21st Jan 2020 06:47
(Alliance News) - Fitch Ratings on Tuesday said a court ruling in India could leave Vodafone Group PLC's Indian business facing "severe" liquidity problems.
Last week, the Indian Supreme Court rejected an appeal by Vodafone's Indian joint venture, Vodafone Idea, against a decision to make it pay USD4 billion in fees. Vodafone Idea is operated by Vodafone alongside Bharti Airtel Ltd.
Vodafone Idea and other firms in the beleaguered Indian telecom sector were ordered in November to pay a combined USD13 billion in past spectrum and licence fees.
"The Indian Supreme Court's rejection on January 17 of a review petition against its earlier ruling in a long-running telecommunications sector tax case, is credit negative for the industry. Two incumbents, Vodafone Idea and Bharti Airtel, will be particularly affected," said Fitch.
"The court's rulings in this case could also have significant repercussions for India's banking sector, as well as the country's broader economic outlook."

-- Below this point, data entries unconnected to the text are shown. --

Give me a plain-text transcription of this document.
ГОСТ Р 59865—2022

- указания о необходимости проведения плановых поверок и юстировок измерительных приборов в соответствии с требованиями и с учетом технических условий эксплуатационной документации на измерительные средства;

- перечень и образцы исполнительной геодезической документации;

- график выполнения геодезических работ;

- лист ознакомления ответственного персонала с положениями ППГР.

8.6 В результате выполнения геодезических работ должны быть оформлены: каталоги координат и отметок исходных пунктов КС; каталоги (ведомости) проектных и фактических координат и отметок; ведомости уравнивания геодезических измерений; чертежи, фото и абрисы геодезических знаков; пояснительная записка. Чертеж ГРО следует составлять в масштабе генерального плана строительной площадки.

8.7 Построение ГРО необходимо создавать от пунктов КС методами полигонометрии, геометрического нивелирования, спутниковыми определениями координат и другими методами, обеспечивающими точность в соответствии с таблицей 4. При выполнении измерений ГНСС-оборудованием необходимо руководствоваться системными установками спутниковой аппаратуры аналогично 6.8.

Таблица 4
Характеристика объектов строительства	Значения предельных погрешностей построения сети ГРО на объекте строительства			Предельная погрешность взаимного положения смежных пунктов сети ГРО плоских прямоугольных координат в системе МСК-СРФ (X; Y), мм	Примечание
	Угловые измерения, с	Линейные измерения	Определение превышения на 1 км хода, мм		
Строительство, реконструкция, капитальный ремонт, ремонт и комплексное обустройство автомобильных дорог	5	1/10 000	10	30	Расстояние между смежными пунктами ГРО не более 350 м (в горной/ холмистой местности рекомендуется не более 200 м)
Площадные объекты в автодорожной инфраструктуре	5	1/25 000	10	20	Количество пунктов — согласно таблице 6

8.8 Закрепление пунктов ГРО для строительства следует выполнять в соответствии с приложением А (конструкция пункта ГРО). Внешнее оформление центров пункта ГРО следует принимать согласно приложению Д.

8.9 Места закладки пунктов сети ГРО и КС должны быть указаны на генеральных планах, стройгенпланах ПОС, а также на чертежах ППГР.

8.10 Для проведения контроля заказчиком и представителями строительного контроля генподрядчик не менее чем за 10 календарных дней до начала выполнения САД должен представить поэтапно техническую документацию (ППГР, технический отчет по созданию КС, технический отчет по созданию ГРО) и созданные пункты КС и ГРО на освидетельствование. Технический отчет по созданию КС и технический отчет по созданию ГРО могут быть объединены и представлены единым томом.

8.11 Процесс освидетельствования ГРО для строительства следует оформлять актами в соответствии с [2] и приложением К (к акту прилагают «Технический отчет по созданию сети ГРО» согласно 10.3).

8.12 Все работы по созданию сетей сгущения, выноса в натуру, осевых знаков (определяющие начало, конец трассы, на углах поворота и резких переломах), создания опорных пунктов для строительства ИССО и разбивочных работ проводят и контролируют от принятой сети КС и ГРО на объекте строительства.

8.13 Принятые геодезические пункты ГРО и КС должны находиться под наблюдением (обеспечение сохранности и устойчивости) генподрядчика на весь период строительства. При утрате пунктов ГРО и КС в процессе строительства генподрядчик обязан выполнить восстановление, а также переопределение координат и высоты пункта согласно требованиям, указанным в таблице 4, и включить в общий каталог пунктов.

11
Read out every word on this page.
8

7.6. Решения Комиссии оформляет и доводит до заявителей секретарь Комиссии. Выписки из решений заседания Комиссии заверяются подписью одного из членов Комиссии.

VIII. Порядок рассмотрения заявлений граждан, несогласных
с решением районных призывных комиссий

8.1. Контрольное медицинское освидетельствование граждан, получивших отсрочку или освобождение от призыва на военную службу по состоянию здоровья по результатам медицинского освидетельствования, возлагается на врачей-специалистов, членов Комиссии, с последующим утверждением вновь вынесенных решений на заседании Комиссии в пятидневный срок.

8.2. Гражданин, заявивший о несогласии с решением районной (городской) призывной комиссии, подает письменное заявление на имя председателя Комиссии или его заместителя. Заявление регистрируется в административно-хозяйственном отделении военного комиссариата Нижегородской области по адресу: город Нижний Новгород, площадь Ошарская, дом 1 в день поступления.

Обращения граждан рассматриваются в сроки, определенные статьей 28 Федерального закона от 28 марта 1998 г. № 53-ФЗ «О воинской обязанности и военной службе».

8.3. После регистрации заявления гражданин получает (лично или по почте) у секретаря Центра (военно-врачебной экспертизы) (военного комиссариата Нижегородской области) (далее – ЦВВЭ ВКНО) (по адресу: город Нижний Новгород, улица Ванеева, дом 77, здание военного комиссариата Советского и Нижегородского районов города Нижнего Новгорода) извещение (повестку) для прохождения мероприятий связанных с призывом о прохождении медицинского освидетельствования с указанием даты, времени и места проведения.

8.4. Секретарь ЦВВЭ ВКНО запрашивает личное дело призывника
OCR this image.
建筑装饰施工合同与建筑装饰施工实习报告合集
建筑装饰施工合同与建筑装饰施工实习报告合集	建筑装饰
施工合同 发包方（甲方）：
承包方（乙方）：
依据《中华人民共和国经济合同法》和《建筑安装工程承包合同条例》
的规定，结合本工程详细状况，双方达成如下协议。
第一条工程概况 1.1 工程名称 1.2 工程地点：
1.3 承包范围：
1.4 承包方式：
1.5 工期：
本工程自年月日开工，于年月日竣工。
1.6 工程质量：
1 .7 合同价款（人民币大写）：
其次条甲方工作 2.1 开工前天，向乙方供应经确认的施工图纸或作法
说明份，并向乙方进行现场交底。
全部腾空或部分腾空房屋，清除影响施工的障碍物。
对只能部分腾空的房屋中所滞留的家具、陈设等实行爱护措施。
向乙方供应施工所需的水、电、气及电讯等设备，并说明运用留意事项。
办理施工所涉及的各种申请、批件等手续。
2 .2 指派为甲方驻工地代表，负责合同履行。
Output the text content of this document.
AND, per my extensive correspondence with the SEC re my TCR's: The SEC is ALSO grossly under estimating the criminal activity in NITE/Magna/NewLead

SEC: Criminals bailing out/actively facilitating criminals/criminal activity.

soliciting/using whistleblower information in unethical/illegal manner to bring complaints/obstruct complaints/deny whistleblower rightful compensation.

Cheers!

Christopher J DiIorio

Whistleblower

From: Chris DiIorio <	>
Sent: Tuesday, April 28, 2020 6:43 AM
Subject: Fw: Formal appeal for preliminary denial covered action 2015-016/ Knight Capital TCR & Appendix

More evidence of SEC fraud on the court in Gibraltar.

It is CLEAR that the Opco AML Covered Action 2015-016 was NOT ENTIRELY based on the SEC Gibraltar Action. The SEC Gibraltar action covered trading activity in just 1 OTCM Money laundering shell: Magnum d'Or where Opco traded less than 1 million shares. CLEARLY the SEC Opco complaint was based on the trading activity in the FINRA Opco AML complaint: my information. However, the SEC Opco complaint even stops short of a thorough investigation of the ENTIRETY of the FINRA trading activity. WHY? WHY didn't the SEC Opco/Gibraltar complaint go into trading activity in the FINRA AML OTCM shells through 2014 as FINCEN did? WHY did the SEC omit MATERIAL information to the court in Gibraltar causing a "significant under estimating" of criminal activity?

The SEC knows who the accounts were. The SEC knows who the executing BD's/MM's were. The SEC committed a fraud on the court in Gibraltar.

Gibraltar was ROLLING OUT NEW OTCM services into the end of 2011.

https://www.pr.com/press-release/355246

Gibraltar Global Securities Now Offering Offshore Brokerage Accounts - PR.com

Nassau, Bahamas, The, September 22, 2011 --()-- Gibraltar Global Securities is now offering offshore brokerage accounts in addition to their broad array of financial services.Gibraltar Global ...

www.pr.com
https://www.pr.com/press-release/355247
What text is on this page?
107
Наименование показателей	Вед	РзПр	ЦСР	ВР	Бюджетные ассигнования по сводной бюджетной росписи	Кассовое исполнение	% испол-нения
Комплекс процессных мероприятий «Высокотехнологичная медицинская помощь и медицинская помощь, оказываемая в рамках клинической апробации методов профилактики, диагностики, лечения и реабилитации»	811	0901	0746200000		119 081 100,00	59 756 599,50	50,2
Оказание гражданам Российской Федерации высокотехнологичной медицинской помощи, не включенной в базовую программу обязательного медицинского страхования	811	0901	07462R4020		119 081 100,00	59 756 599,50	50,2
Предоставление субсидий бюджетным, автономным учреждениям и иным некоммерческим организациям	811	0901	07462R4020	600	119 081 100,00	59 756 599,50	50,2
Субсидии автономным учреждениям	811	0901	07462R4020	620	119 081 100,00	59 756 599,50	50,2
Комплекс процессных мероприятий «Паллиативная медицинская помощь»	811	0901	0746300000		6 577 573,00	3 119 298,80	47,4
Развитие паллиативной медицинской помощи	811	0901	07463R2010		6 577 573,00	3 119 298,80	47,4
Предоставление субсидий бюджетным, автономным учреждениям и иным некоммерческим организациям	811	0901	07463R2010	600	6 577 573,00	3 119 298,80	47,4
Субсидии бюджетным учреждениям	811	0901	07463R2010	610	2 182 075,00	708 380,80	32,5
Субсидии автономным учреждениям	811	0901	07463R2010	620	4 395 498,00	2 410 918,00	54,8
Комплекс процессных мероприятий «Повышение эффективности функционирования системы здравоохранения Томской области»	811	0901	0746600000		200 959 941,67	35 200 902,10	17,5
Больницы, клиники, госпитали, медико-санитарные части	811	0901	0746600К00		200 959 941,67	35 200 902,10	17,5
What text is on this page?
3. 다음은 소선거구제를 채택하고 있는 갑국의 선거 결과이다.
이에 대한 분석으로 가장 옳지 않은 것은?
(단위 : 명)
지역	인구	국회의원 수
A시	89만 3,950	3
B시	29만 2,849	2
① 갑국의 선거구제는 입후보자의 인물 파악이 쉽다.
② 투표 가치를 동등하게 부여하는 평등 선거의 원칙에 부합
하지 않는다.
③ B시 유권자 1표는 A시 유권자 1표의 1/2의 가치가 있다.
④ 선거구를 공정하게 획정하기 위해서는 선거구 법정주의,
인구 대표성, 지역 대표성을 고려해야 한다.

Fitch said Vodafone Idea could face "severe liquidity stress" following the ruling, with a cash balance of USD2.2 billion as of September not enough to pay its unpaid dues. The business has recently lost subscribers to rivals, Fitch noted, hampering its ability to generate cash.
One option, Fitch continued, would be for Vodafone Idea to raise money through asset sales, but it said Vodafone Idea's chair has already said the joint venture will close down if it does not get relief from the court or the Indian government.
Vodafone shares finished flat in London on Monday at 154.40 pence each.